Come anticipato, prima di procedere all’esame della decisione oggetto del presente contributo, pare opportuno soffermarsi – ancorché brevemente – sull’assetto normativo edificato a livello sovranazionale in materia di regolamentazione degli enti creditizi nonché sui meccanismi di controllo ivi previsti. Muovendo da profili più generali, è chiaro che una compiuta regolamentazione del mercato bancario europeo costituisce uno snodo fondamentale per la creazione di un’autentica (ed efficiente) unione economica e monetaria [4]. Ebbene, nella visione del legislatore europeo si rende necessario un sistema di norme tecniche vincolanti, tali da assicurare condizioni di parità e un elevato grado di tutela degli investitori e dei consumatori. Ed è proprio in forza di tali considerazioni che appare giustificata la tendenza verso un assetto decisionale quanto più possibile accentrato, che vede nella BCE l’assoluta protagonista. A ben vedere, l’Unione bancaria europea [5], poggia essenzialmente su due pilastri fondamentali: anzitutto si caratterizza per un sistema comune di garanzia dei depositi (quale delineato dalla Direttiva 2014/49/UE [6]), finalizzato a facilitare l’accesso all’attività degli enti creditizi e il suo esercizio, attraverso l’ar­monizzazione delle legislazioni degli Stati membri in materia di sistemi di garanzia dei depositi e nel tentativo di rafforzare la stabilità del settore bancario e la tutela dei depositanti [7]. In secondo luogo – e soprattutto – non può che fondarsi su meccanismi comuni di vigilanza e di risoluzione [8], rispettivamente disciplinati dal Regolamento UE n. 1024/2013 [9] e dalla già citata Banking Recovery and Resolution Directive [10]. Come efficacemente affermato in dottrina, il suindicato regolamento [11] assume la cooperazione tra Banca centrale e autorità (nazionali e sovranazionali) di regolazione e controllo quale «paradigma operativo della Vigilanza Unica» [12], la quale, a sua volta, si colloca nell’alveo di un sistema necessariamente da intendersi “a formazione progressiva” [13], pensato per ovviare ad un’ec­cessiva frammentazione del mercato bancario europeo. In estrema sintesi, è possibile affermare che l’attività di controllo sul sistema [continua ..]
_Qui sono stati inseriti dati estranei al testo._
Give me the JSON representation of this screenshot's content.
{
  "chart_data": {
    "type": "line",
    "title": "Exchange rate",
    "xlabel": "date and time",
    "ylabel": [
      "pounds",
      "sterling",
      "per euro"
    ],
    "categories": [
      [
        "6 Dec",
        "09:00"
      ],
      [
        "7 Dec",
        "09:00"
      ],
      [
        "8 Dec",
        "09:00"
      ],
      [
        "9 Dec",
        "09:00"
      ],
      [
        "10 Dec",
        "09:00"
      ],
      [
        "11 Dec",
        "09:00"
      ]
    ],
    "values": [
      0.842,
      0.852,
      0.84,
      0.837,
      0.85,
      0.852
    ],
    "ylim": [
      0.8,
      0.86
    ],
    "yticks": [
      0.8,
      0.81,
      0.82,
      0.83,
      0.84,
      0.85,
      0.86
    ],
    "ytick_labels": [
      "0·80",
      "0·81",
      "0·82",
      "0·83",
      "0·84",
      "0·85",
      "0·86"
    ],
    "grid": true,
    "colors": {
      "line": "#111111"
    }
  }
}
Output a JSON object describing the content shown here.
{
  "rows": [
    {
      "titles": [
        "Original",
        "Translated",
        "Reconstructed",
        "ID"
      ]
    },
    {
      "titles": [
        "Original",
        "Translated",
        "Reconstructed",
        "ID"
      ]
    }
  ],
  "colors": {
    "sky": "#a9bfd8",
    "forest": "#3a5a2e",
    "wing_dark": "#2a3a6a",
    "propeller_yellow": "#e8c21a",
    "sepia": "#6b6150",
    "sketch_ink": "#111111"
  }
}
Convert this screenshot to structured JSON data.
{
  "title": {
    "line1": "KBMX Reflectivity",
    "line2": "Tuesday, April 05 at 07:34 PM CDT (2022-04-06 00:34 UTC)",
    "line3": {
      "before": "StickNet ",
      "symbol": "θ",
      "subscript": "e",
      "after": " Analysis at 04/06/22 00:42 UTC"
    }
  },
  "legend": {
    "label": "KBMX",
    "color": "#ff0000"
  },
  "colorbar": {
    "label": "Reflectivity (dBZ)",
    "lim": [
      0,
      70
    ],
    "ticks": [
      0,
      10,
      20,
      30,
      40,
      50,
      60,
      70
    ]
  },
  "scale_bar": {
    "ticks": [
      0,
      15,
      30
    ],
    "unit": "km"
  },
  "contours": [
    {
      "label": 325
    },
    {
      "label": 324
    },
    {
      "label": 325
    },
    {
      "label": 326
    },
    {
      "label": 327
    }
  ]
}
3. Il contesto in cui si inserisce la controversia

Come noto, Banca Carige – ente creditizio con sede in Italia e quotato in borsa – è sottoposta alla vigilanza prudenziale diretta della Banca centrale europea sin dal 2014, in ragione delle problematiche già ravvisate dalla Banca d’Italia all’esito dell’attività ispettiva da questa compiuta a partire dal 2013. In specie, da tale attività di controllo emergeva un sistema di governance del tutto inadeguato. Come è dato leggersi nell’Audizione della Banca d’Italia del 23 gennaio 2019, durante la sfavorevole congiuntura macroeconomica che ha caratterizzato gli anni successivi al 2008, il gruppo Carige avrebbe perseguito strategie creditizie fortemente espansive, tuttavia non supportate da un appropriata pianificazione, per poi orientare la propria attività di credito verso clienti di grandi dimensioni, scontando gli effetti della crisi che ha investito i settori dell’immobiliare e dei traporti [38]. Le numerose ispezioni si traducevano in interventi di vigilanza essenzialmente preordinati al risanamento del gruppo: nel 2012 veniva richiesto un piano di rafforzamento patrimoniale per 800 milioni di Euro (poi realizzato nel 2014); seguiva la progressiva sostituzione dei membri degli organi amministrativi, esecutivi e di controllo. In ultimo, veniva realizzato un ulteriore aumento di capitale per 850 milioni di Euro nel 2015, all’esito del quale la banca riusciva a riequilibrare la propria posizione patrimoniale [39]. Tuttavia, nonostante le iniziative di riassetto organizzativo e gli interventi di rafforzamento economico, a cagione delle ingenti perdite accumulate dall’isti­tuto, nel 2016 la BCE riteneva opportuno adottare misure di intervento precoce, fissando taluni obiettivi che la banca avrebbe dovuto raggiungere nei tre anni successivi, in specie funzionalizzati al ripristino di una posizione patrimoniale adeguata e a garantire la copertura dei crediti deteriorati. Più in particolare, la BCE individuava prudenzialmente i seguenti requisiti: a decorrere dal 1° gennaio 2017, l’istituto avrebbe dovuto mantenere un CET-1 Ratio [40] minimo del 9% nonché un coefficiente patrimoniale SREP [41] complessivo minimo dell’11,25%. Tanto premesso, al fine di conseguire detti obiettivi, il C.d.A. dell’istituto procedeva con l’approvazione di un piano di rafforzamento patrimoniale. Nonostante [continua ..]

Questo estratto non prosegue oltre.